I'm not sure if this is directed towards me or the reply you replied to but I will answer this.

I agree with you. Since posting this article I have done a lot more research on this and have come to the conclusion that we as humans do have free will. Where I think I still may differ from people is that I believe God knows exactly everything we will do with precision. If he didn't he would not be omniscient.

Anonymous's picture
Thomas: Agreed
6 years 11 months ago

I agree with you. You're right, a lot of people struggle to grasp the combination of him being all knowning, and us having free will.

Anonymous's picture
The Crazy Australian: It's not certain: Quantum
6 years 11 months ago

While I don't believe in free-will either (at least, not complete free will), I think you have the wrong reasons for your view.

Up until 100 years ago or so, your point about how if "we were able to measure and understand every atomic movement" we could calculate the future would have been accepted as valid (except that the computing time to do that would take more seconds than the universe has been and will be around for - but assuming it were possible for the sake of the argment).

Classical, or Newtonian, physics is deterministic.

What changed?
Quantum physics. There's stacks of stuff to go into, but I'll give a few examples:
Knowing fully the initial conditions of a particle isn't enough to determine it's behaviour - Young's double slit experiment showed that matter also has wave properties - and the wave amplitude at a point shows the probability of a particle passing through that point. Essentially, even if you knew EVERYTHING about a particle travelling towards 2 slits, you couldn't determine which slit it would go through.
My post on this topic has some good videos.

Even more, Heisenberg's uncertainty principle puts limits on how much we can actually know. Essentially, it is impossible to know both the position and velocity of a particle at the same time.

There's more - Schrodinger, superposition ect - quantum physics is very weird, but my point is that science no longer claims to be able to do what it once did: predict everything.

(On a macro scale, such uncertainties average out into the most probable behaviour - but small things like the decay of a single atom can change macro events [eg Schrodinger's cat])

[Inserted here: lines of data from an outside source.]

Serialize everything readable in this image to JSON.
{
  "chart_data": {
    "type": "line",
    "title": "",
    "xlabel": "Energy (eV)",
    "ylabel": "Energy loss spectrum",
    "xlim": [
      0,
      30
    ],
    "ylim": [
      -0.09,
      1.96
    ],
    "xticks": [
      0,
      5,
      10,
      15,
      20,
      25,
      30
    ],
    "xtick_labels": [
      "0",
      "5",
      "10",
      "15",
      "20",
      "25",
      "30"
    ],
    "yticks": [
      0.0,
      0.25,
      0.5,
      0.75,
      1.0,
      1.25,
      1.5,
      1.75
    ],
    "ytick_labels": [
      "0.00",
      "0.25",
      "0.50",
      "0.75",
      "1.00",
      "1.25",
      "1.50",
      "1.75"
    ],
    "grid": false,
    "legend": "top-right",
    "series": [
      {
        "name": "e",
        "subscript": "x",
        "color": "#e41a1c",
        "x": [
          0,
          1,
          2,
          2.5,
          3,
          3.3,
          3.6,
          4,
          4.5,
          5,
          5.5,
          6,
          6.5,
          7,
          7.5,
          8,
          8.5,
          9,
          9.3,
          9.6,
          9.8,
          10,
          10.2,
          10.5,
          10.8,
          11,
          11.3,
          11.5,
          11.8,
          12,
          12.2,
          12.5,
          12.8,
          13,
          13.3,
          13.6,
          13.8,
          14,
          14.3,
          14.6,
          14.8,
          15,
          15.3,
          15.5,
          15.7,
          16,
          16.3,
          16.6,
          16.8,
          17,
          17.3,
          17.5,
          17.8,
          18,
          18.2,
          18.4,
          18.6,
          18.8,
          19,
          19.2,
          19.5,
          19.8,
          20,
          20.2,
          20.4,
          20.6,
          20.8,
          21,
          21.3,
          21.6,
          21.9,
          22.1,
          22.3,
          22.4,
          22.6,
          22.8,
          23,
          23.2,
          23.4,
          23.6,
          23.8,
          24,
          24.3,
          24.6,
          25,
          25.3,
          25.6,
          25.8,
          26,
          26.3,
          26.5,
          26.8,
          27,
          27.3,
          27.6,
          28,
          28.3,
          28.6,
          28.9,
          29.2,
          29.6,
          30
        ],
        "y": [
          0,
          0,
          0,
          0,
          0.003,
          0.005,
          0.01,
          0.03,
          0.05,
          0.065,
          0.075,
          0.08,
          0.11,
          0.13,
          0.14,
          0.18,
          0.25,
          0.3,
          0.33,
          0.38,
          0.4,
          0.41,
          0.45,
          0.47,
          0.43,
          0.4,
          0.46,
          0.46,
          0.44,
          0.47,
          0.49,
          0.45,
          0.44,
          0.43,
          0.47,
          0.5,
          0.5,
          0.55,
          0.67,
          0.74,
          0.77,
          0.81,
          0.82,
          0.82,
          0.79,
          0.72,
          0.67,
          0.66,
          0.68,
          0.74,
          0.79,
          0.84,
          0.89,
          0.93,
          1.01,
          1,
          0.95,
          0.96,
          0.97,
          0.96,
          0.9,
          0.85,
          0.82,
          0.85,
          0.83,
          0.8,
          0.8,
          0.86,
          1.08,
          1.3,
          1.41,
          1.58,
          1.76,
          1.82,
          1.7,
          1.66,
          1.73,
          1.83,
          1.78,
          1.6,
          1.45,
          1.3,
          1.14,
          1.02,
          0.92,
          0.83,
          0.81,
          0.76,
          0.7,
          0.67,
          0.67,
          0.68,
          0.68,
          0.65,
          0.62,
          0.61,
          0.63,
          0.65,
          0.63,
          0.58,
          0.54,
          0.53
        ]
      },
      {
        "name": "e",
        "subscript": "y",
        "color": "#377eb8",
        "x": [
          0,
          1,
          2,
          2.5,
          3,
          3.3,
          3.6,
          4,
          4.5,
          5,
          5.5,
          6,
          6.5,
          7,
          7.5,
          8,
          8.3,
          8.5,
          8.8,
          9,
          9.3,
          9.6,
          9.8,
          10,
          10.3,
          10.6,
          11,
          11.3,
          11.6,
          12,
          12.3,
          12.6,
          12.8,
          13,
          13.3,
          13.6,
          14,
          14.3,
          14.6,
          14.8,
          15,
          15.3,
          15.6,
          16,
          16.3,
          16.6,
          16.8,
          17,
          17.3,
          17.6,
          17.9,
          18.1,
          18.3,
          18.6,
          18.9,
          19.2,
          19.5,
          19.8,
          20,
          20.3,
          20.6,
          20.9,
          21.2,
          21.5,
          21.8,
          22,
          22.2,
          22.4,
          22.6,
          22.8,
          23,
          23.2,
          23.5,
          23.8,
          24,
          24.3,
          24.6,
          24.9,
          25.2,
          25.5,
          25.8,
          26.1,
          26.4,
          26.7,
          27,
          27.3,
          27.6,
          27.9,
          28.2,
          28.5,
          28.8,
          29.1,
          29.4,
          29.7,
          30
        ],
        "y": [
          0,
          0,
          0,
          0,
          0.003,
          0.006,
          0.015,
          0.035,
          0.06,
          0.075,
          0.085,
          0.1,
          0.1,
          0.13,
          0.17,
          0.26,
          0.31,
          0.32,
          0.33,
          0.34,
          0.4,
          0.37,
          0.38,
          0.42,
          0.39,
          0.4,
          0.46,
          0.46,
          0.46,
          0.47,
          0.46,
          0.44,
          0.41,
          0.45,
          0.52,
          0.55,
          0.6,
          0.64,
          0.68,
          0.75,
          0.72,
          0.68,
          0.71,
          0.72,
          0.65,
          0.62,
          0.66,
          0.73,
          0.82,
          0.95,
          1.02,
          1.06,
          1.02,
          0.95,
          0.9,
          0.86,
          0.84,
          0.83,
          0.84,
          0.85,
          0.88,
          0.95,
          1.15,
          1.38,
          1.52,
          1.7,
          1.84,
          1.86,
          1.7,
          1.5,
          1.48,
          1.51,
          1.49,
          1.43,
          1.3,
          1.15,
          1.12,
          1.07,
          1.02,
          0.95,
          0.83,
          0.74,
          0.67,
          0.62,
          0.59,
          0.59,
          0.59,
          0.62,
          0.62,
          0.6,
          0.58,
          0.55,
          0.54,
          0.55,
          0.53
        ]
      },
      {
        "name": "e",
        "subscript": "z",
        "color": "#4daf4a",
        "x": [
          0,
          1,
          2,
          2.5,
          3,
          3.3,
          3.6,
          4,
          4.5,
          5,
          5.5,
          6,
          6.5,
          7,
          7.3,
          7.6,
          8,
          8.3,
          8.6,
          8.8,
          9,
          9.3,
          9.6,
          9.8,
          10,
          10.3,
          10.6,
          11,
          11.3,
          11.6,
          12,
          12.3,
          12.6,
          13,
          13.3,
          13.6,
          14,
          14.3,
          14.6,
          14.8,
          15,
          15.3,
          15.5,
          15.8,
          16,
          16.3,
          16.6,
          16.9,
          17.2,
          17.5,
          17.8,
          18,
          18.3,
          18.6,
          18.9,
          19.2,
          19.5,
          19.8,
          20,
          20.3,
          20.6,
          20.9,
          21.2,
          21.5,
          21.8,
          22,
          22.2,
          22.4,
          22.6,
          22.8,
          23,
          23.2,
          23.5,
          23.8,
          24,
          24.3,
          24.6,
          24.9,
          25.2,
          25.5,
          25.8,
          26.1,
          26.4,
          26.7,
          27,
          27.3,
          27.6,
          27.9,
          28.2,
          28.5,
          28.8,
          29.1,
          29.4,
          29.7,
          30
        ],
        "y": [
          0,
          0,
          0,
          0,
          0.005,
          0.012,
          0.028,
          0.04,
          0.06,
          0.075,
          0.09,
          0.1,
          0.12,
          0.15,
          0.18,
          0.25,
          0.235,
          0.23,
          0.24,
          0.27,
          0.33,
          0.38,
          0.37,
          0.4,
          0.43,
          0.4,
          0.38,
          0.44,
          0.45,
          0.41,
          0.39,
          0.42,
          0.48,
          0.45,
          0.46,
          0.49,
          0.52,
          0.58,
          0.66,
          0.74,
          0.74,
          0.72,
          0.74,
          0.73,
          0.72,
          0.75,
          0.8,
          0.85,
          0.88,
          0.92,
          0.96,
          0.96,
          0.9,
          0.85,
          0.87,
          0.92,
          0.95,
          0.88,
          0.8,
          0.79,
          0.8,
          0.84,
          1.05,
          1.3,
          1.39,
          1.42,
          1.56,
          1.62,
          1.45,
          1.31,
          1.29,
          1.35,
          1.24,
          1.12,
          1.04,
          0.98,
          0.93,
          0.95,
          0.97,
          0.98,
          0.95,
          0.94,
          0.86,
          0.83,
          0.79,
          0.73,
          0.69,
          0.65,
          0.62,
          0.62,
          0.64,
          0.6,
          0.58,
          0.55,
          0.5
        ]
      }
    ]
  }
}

As I said, I don't really believe in free-will - but I don't think your post is proof. (Food for thought - who is in control of the 'uncertainties' and probabilities of quantum mechanics?)

Quinton Figueroa's picture
Quinton Figueroa: I have checked out quantum
6 years 11 months ago
in reply to The Crazy Australian (view comment)

I have checked out quantum mechanics and I find it completely fascinating.

Who is in control of the 'uncertainties' and probabilities of quantum mechanics

It would have to be God, at least I think. I am not all the way sure. I have 2 takes on it for the time being:

1. God could be manipulating everything at his will in order to have things done how he wants. I want to emphasize that this does not eliminate our free will as we are too stupid to actually know the outcomes of these manipulations, where He does.

2. God (and to really piss you off ;) "Gods") could have created some type of video game algorithm for humans (this existence) which has holes and bugs in it just as a video game usually does. When you dig deep enough you will find problems or faults.

I lean more towards #1, however, #2 could totally be possible and make sense with everything else still.